Ces propos ont trouvé une suite dans l'audience accordée par le Pape le 16 janvier à une délégation luthérienne de Finlande (menée par une femme "évêque"!) audience à laquelle Sandro Magister consacre un très intéressant billet sur Settimo Cielo (*)

Le cardinal aborde aussi le découragement des prêtres dans l'actuelle atmosphère ecclésiale; les remarques de François aux évêques allemands en visite ad limina, à propos de leur richesse; le rôle des chevaliers de Malte; et finalement la prière du rosaire.
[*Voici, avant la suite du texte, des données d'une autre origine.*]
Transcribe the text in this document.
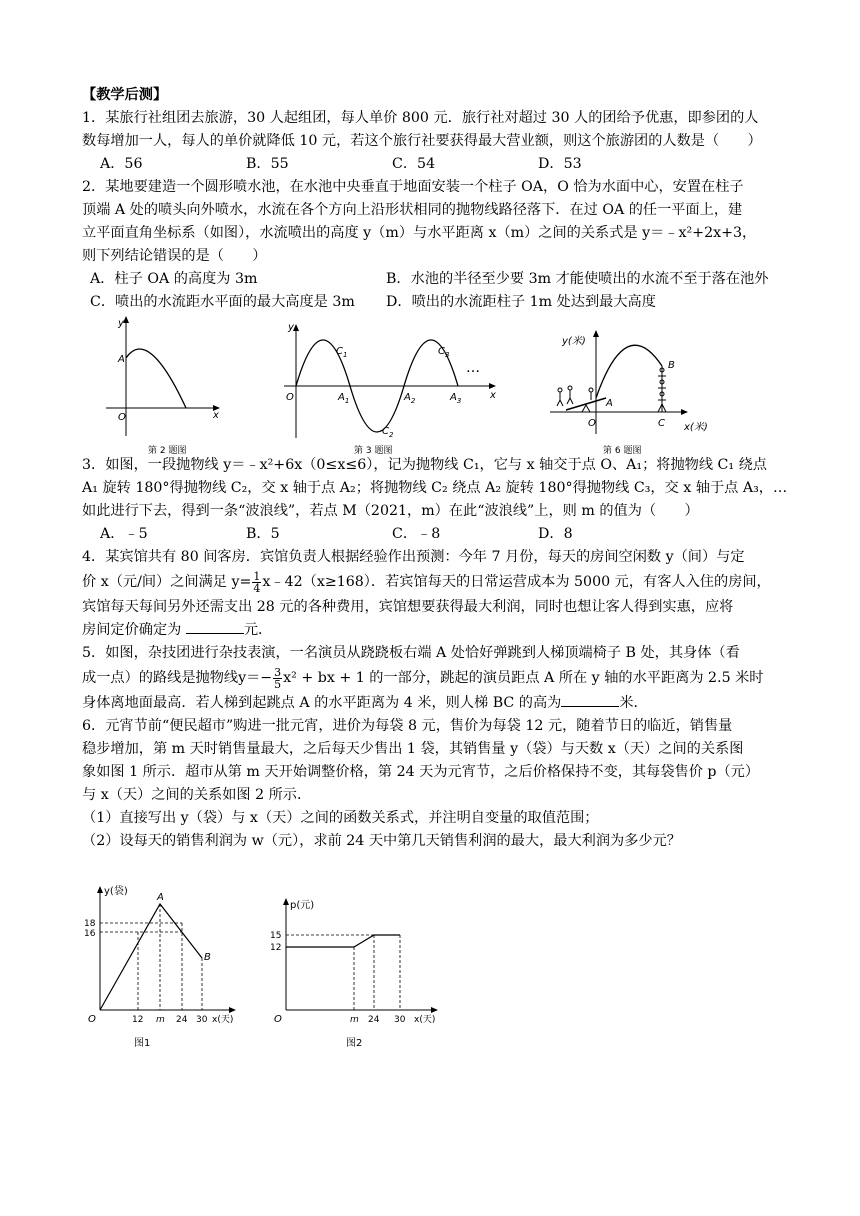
【教学后测】

1．某旅行社组团去旅游，30 人起组团，每人单价 800 元．旅行社对超过 30 人的团给予优惠，即参团的人

数每增加一人，每人的单价就降低 10 元，若这个旅行社要获得最大营业额，则这个旅游团的人数是（　　）

A．56	B．55	C．54	D．53

2．某地要建造一个圆形喷水池，在水池中央垂直于地面安装一个柱子 OA，O 恰为水面中心，安置在柱子

顶端 A 处的喷头向外喷水，水流在各个方向上沿形状相同的抛物线路径落下．在过 OA 的任一平面上，建

立平面直角坐标系（如图），水流喷出的高度 y（m）与水平距离 x（m）之间的关系式是 y＝﹣x²+2x+3，

则下列结论错误的是（　　）

A．柱子 OA 的高度为 3m	B．水池的半径至少要 3m 才能使喷出的水流不至于落在池外
C．喷出的水流距水平面的最大高度是 3m	D．喷出的水流距柱子 1m 处达到最大高度

3．如图，一段抛物线 y＝﹣x²+6x（0≤x≤6），记为抛物线 C₁，它与 x 轴交于点 O、A₁；将抛物线 C₁ 绕点

A₁ 旋转 180°得抛物线 C₂，交 x 轴于点 A₂；将抛物线 C₂ 绕点 A₂ 旋转 180°得抛物线 C₃，交 x 轴于点 A₃，…

如此进行下去，得到一条“波浪线”，若点 M（2021，m）在此“波浪线”上，则 m 的值为（　　）

A．﹣5	B．5	C．﹣8	D．8

4．某宾馆共有 80 间客房．宾馆负责人根据经验作出预测：今年 7 月份，每天的房间空闲数 y（间）与定

价 x（元/间）之间满足 $y= \frac{1}{4}$ x﹣42（x≥168）．若宾馆每天的日常运营成本为 5000 元，有客人入住的房间，

宾馆每天每间另外还需支出 28 元的各种费用，宾馆想要获得最大利润，同时也想让客人得到实惠，应将

房间定价确定为	元．

5．如图，杂技团进行杂技表演，一名演员从跷跷板右端 A 处恰好弹跳到人梯顶端椅子 B 处，其身体（看

成一点）的路线是抛物线$y=- \frac{3}{5} x^2$ + bx + 1 的一部分，跳起的演员距点 A 所在 y 轴的水平距离为 2.5 米时

身体离地面最高．若人梯到起跳点 A 的水平距离为 4 米，则人梯 BC 的高为	米．

6．元宵节前“便民超市”购进一批元宵，进价为每袋 8 元，售价为每袋 12 元，随着节日的临近，销售量

稳步增加，第 m 天时销售量最大，之后每天少售出 1 袋，其销售量 y（袋）与天数 x（天）之间的关系图

象如图 1 所示．超市从第 m 天开始调整价格，第 24 天为元宵节，之后价格保持不变，其每袋售价 p（元）

与 x（天）之间的关系如图 2 所示．

（1）直接写出 y（袋）与 x（天）之间的函数关系式，并注明自变量的取值范围；

（2）设每天的销售利润为 w（元），求前 24 天中第几天销售利润的最大，最大利润为多少元？

y
A
O	x
第 2 题图
O
y
x
$C_1$
$C_2$
$C_3$
$A_1$	$A_2$	$A_3$
…
第 3 题图
y(米)
x(米)
O
A
B
C
第 6 题图
y(袋)
A
B
18
16
O	12 m 24 30 x(天)
图1
p(元)
15
12
O	m 24 30 x(天)
图2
Interview du Cardinal Burke, 3ème partie


thewandererpress.com
Traduction par Anna


Q. Auriez-vous quelques mots pour les prêtres fidèles qui sont découragés par l'actuelle atmosphère ecclésiale de confusion doctrinale et de subversion? Et que dire des laïques? Si des fidèles du laïcat se retrouvent dans des paroisses (ou diocèses) où des pratiques aberrantes contraires à l'enseignement authentique de l'Église ont cours, quelle est la réponse appropriée? À qui les laïques doivent-ils s'adresser dans le cas où ceux qui sont aux postes de direction dans l'office magistériel de l'Église adoptent des pratiques à l'encontre de sa doctrine immuable?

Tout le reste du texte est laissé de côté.